In una fresca e piacevole serata di inizio settembre, la seconda parte della rassegna “Sunshine Superheroes” porta come degna apertura gli I Hate My Village.
Alberto Ferrari, Adriano Viterbini, Fabio Rondanini e Marco Fasolo non hanno di certo bisogno di presentazioni nel panorama musicale italiano “alternativo”, così come viene definito.
L’entrata del gruppo, tra un problema tecnico e l’altro, ci trasporta in un luogo che non sembra essere un parco di una città ma piuttosto una giungla: luci verdi, atmosfera misteriosa, suoni lenti e qualche distorsione qua e là.
Alberto rompe l’apparente tranquillità con un verso che assomiglia ad un richiamo in una savana, Viterbini si scatena per 30 secondi e poi parte con la chitarra alla “Bombino”, trainati dai continui cambi di ritmo di un Rondanini stratosferico, al meglio della forma.
Si prosegue con lo strumentale ed energico Presentiment dal primo album, che regala chitarre come graffi e la voce di Alberto, assente nell’ultimo EP, piena di effetti che rimbomba per tutta la location.
Ferrari e Viterbini sono ai lati opposti del palco, il primo, mostrando tutta la sua indole selvaggia, alterna versi e parole a noi incomprensibili, fuma una sigaretta, prende il microfono e lo porta alla chitarra, si dimena come per liberarsi con la sua solita indole fantasiosa; l’altro appare più timido del solito nei movimenti ma sempre e comunque efficace.
Il gruppo è affiatato e fa sorridere, si scherza sulla burla del 6 settembre che prima viene annunciata come la data di compleanno di Alberto e poi di Fabio ma in realtà non è di nessuno dei due.
Ad un certo punto ecco un intermezzo che ci riporta in maniera nostalgica a Requiem dei Verdena con le percussioni e le urla e i cori di Fasolo che sembra imitare uccelli.
A seguire la bellissima Fame e poi la più conosciuta Tony Hawk of Ghana, introdotta da un “cazzo, cazzo, cazzo” di Alberto e altre frasi confuse, che continua con un beat meraviglioso condotto da Rondanini.
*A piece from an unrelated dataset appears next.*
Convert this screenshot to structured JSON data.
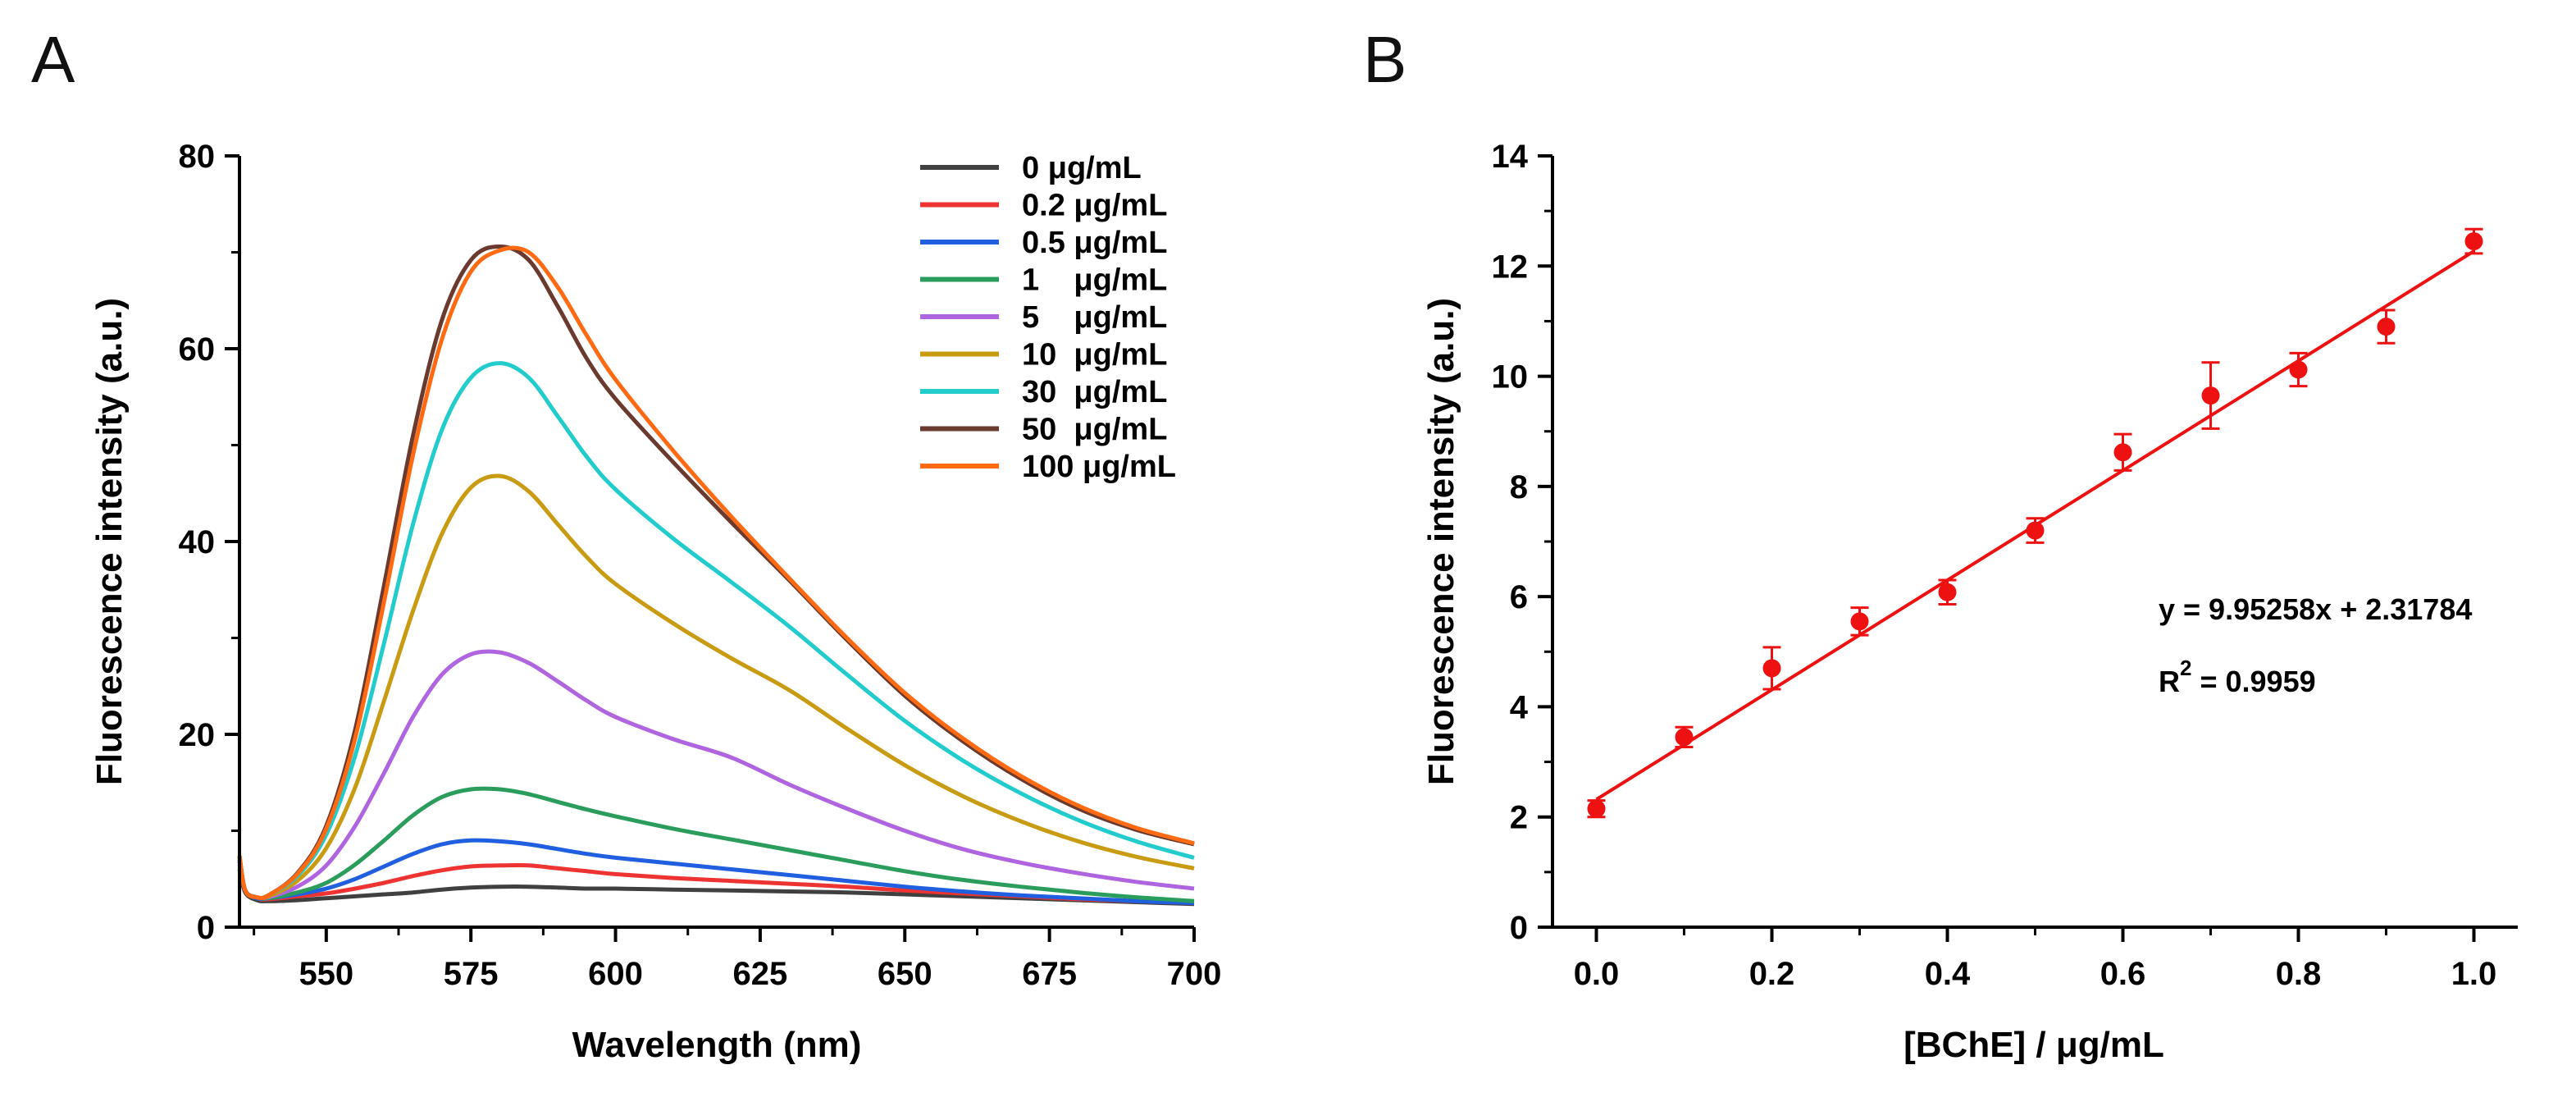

Si svolge poi con un ritmo coinvolgente e un riff in loop, concludendosi con chitarre quasi metal: è il vero gioiello della serata.
Il pubblico si alza in piedi, in molti fanno il verso degli indiani.
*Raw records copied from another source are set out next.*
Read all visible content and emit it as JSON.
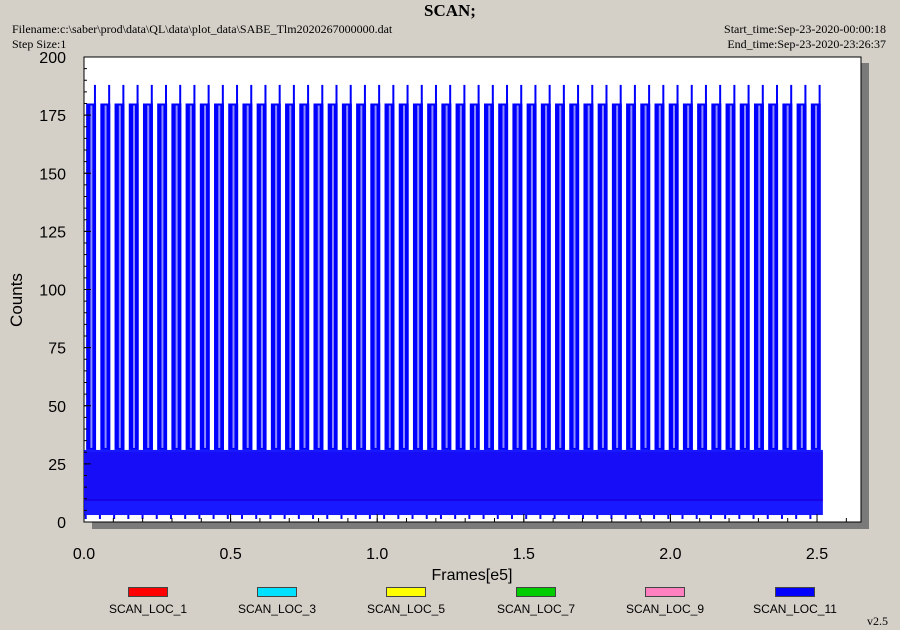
{
  "header": {
    "title": "SCAN;",
    "filename": "Filename:c:\\saber\\prod\\data\\QL\\data\\plot_data\\SABE_Tlm2020267000000.dat",
    "step_size": "Step Size:1",
    "start_time": "Start_time:Sep-23-2020-00:00:18",
    "end_time": "End_time:Sep-23-2020-23:26:37"
  },
  "version": "v2.5",
  "chart_data": {
    "type": "line",
    "title": "SCAN;",
    "xlabel": "Frames[e5]",
    "ylabel": "Counts",
    "xlim": [
      0.0,
      2.65
    ],
    "ylim": [
      0,
      200
    ],
    "x_ticks": [
      "0.0",
      "0.5",
      "1.0",
      "1.5",
      "2.0",
      "2.5"
    ],
    "y_ticks": [
      "0",
      "25",
      "50",
      "75",
      "100",
      "125",
      "150",
      "175",
      "200"
    ],
    "grid": false,
    "legend_position": "bottom",
    "x_range": [
      0.0,
      2.52
    ],
    "series": [
      {
        "name": "SCAN_LOC_1",
        "color": "#ff0000",
        "band": [
          9,
          30
        ],
        "peak": null
      },
      {
        "name": "SCAN_LOC_3",
        "color": "#00e0ff",
        "band": [
          10,
          30
        ],
        "peak": null
      },
      {
        "name": "SCAN_LOC_5",
        "color": "#ffff00",
        "band": [
          10,
          30
        ],
        "peak": null
      },
      {
        "name": "SCAN_LOC_7",
        "color": "#00cc00",
        "band": [
          10,
          30
        ],
        "peak": null
      },
      {
        "name": "SCAN_LOC_9",
        "color": "#ff80c0",
        "band": [
          10,
          30
        ],
        "peak": null
      },
      {
        "name": "SCAN_LOC_11",
        "color": "#0000ff",
        "band": [
          3,
          31
        ],
        "peak": [
          180,
          188
        ]
      }
    ]
  }
}
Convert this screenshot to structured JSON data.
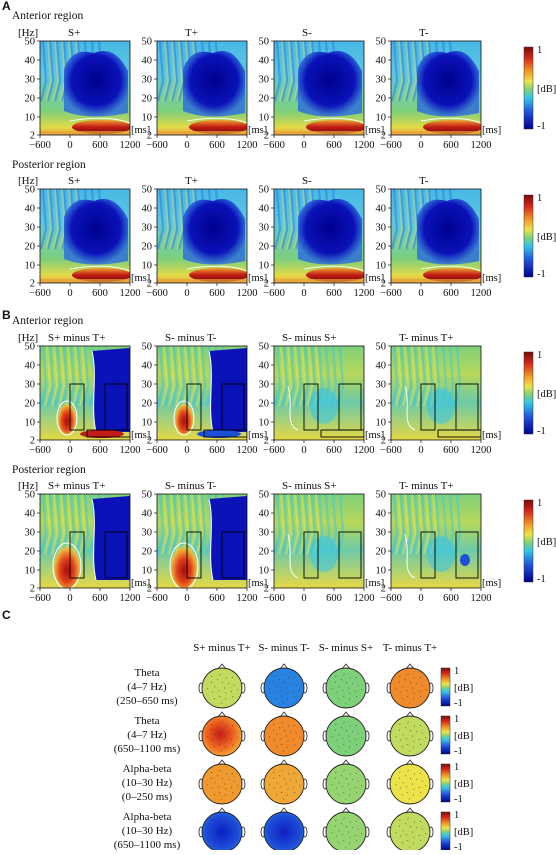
{
  "panels": {
    "A": {
      "letter": "A",
      "regions": [
        {
          "title": "Anterior region",
          "conditions": [
            "S+",
            "T+",
            "S-",
            "T-"
          ]
        },
        {
          "title": "Posterior region",
          "conditions": [
            "S+",
            "T+",
            "S-",
            "T-"
          ]
        }
      ]
    },
    "B": {
      "letter": "B",
      "regions": [
        {
          "title": "Anterior region",
          "conditions": [
            "S+ minus T+",
            "S- minus T-",
            "S- minus S+",
            "T- minus T+"
          ]
        },
        {
          "title": "Posterior region",
          "conditions": [
            "S+ minus T+",
            "S- minus T-",
            "S- minus S+",
            "T- minus T+"
          ]
        }
      ]
    },
    "C": {
      "letter": "C",
      "columns": [
        "S+ minus T+",
        "S- minus T-",
        "S- minus S+",
        "T- minus T+"
      ],
      "rows": [
        {
          "band": "Theta",
          "freq": "(4–7 Hz)",
          "time": "(250–650 ms)",
          "values": [
            0.15,
            -0.45,
            0.0,
            0.55
          ]
        },
        {
          "band": "Theta",
          "freq": "(4–7 Hz)",
          "time": "(650–1100 ms)",
          "values": [
            0.85,
            0.55,
            0.0,
            0.15
          ]
        },
        {
          "band": "Alpha-beta",
          "freq": "(10–30 Hz)",
          "time": "(0–250 ms)",
          "values": [
            0.5,
            0.45,
            0.05,
            0.25
          ]
        },
        {
          "band": "Alpha-beta",
          "freq": "(10–30 Hz)",
          "time": "(650–1100 ms)",
          "values": [
            -0.85,
            -0.95,
            0.05,
            0.15
          ]
        }
      ]
    }
  },
  "axes": {
    "freq_unit": "[Hz]",
    "time_unit": "[ms]",
    "freq_ticks": [
      "50",
      "40",
      "30",
      "20",
      "10",
      "2"
    ],
    "time_ticks": [
      "−600",
      "0",
      "600",
      "1200"
    ]
  },
  "colorbar": {
    "unit": "[dB]",
    "max": "1",
    "min": "-1"
  },
  "colors": {
    "deep_blue": "#00008f",
    "blue": "#1e4fd8",
    "cyan": "#36c5e8",
    "green": "#7fd07a",
    "yellow": "#ece34a",
    "orange": "#f08a2a",
    "red": "#c01b14",
    "dark_red": "#7a0a0a",
    "mask_outline": "#ffffff",
    "roi_box": "#000000"
  },
  "chart_data": [
    {
      "type": "heatmap",
      "title": "Anterior region",
      "xlabel": "[ms]",
      "ylabel": "[Hz]",
      "xlim": [
        -600,
        1200
      ],
      "ylim": [
        2,
        50
      ],
      "x_ticks": [
        -600,
        0,
        600,
        1200
      ],
      "y_ticks": [
        2,
        10,
        20,
        30,
        40,
        50
      ],
      "series": [
        {
          "name": "S+",
          "theta_power_db": 1,
          "alpha_beta_power_db": -1
        },
        {
          "name": "T+",
          "theta_power_db": 1,
          "alpha_beta_power_db": -1
        },
        {
          "name": "S-",
          "theta_power_db": 1,
          "alpha_beta_power_db": -1
        },
        {
          "name": "T-",
          "theta_power_db": 1,
          "alpha_beta_power_db": -1
        }
      ],
      "color_range": [
        -1,
        1
      ]
    },
    {
      "type": "heatmap",
      "title": "Posterior region",
      "xlabel": "[ms]",
      "ylabel": "[Hz]",
      "xlim": [
        -600,
        1200
      ],
      "ylim": [
        2,
        50
      ],
      "series": [
        {
          "name": "S+"
        },
        {
          "name": "T+"
        },
        {
          "name": "S-"
        },
        {
          "name": "T-"
        }
      ],
      "color_range": [
        -1,
        1
      ]
    },
    {
      "type": "heatmap",
      "title": "Anterior region",
      "xlabel": "[ms]",
      "ylabel": "[Hz]",
      "xlim": [
        -600,
        1200
      ],
      "ylim": [
        2,
        50
      ],
      "series": [
        {
          "name": "S+ minus T+"
        },
        {
          "name": "S- minus T-"
        },
        {
          "name": "S- minus S+"
        },
        {
          "name": "T- minus T+"
        }
      ],
      "color_range": [
        -1,
        1
      ]
    },
    {
      "type": "heatmap",
      "title": "Posterior region",
      "xlabel": "[ms]",
      "ylabel": "[Hz]",
      "xlim": [
        -600,
        1200
      ],
      "ylim": [
        2,
        50
      ],
      "series": [
        {
          "name": "S+ minus T+"
        },
        {
          "name": "S- minus T-"
        },
        {
          "name": "S- minus S+"
        },
        {
          "name": "T- minus T+"
        }
      ],
      "color_range": [
        -1,
        1
      ]
    }
  ]
}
Una pausa, poi Yellowblack dal nuovo EP Gibbone e la conclusione, con le parole di Alberto come a voler chiudere ironicamente una messa: “Grazie mille, siate gentili l’uno con l’altro, vogliatevi bene (…)” a ripetizione.
Poche aggiunte e novità rispetto al tour precedente ma tanta sperimentazione, tecnica, estro e qualità.
Ci manca poter ballare sul loro palco, ci mancano i concerti di prima, ma neanche stavolta potevamo mancare.